Projekt ma jednak duże znaczenie dla całej Europy, a najbardziej chcą o tym przekonać sami Rosjanie. W przededniu wizyty Andrzeja Dudy w Berlinie odbyło się Forum Rosyjsko-Niemieckie. Było okazją do rozmowy o spornym gazociągu Nord Stream 2. W pracach forum w Berlinie wziął udział członek komitetu Rady Federacji Oleg Morozow. Senator odpowiedział na pytania „Rosyjskiego Pola”. Ocenił potencjał współpracy rosyjsko-niemieckiej w kontekście projektu budowy gazociągu Nord Stream 2.

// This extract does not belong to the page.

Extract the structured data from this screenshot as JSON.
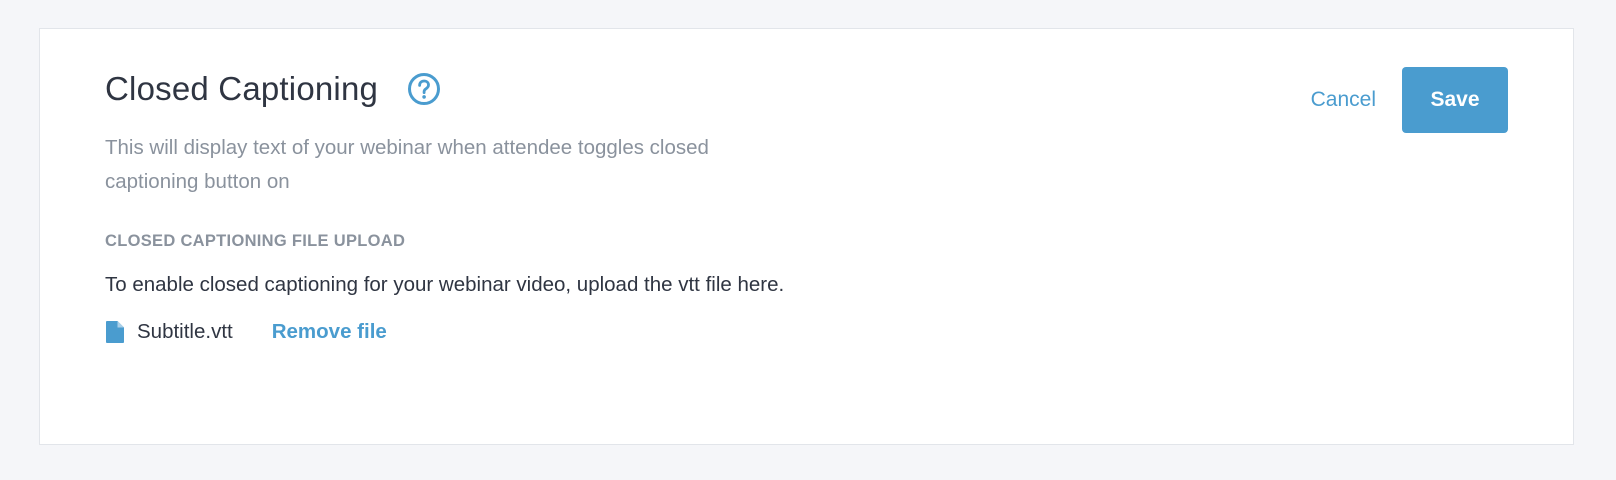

– To nie jest zwykły projekt ekonomiczny. To projekt cywilizacyjny, który powinien związywać Rosję i Niemcy, Rosję i Europę, i być osią gospodarczą, wokół której kręcić się będzie wszystko inne. Stąd też takie wrażenie, że w tym dialogu rosyjsko-niemieckim nie ma nieistotnych formatów. Każdy format, z którym mamy do czynienia, nowy czy stary, powracający na agendę, jest słuszny i bardzo wiele od tego zależy – podsumował.

Informacja ta pochodzi z agencji informacyjnej Russkoje Pole informującej na temat diaspory rosyjskiej za granicą. Forum Rosyjsko-Niemieckie jest wydarzeniem skupiającym to środowisko w Niemczech.

Przekaz Rosyjskiego Pola jest prawdopodobnie ściśle koordynowany z Kremla. Ma pokazać symbiozę gospodarczą Rosji i Niemiec, której nic nie zagraża. Jest przeciwnie. Chociaż kanclerz Niemiec Angela Merkel ulega interesom stojącym za Nord Stream 2, przez co nie może wycofać się z projektu, to jednak wysyła sygnały pojednawcze. Nie chodzi o układ LNG z USA zamiast Nord Stream 2. Byłoby to rozwiązanie niekorzystne ekonomicznie dla Niemców. Jednak otwarcie na dywersyfikację z użyciem tego paliwa, a także dostaw z innych kierunków, może być sposobem na załagodzenie sporu z Amerykanami grożącymi sankcjami wobec Nord Stream 2 i krajami europejskimi, jak Polska, które są zaniepokojone uwikłaniem najsilniejszego gracza w Unii Europejskiej w niejasne interesy z Rosją.

Kolejny sygnał Merkel

W przeddzień wizyty Dudy w Berlinie Wall Street Journal podaje, że kanclerz Angela Merkel zamierza wesprzeć projekt terminala LNG w Niemczech, aby poprawić relacje pogorszone przez projekt gazociągu Nord Stream 2. Źródła WSJ przekonują, że Merkel zamierza zapewnić dofinansowanie z budżetu państwa budowy terminalu LNG. Dziennik wspomina o lokalizacji w Stade, a nie Brunsbuttel, o którym wcześniej informowały inne media.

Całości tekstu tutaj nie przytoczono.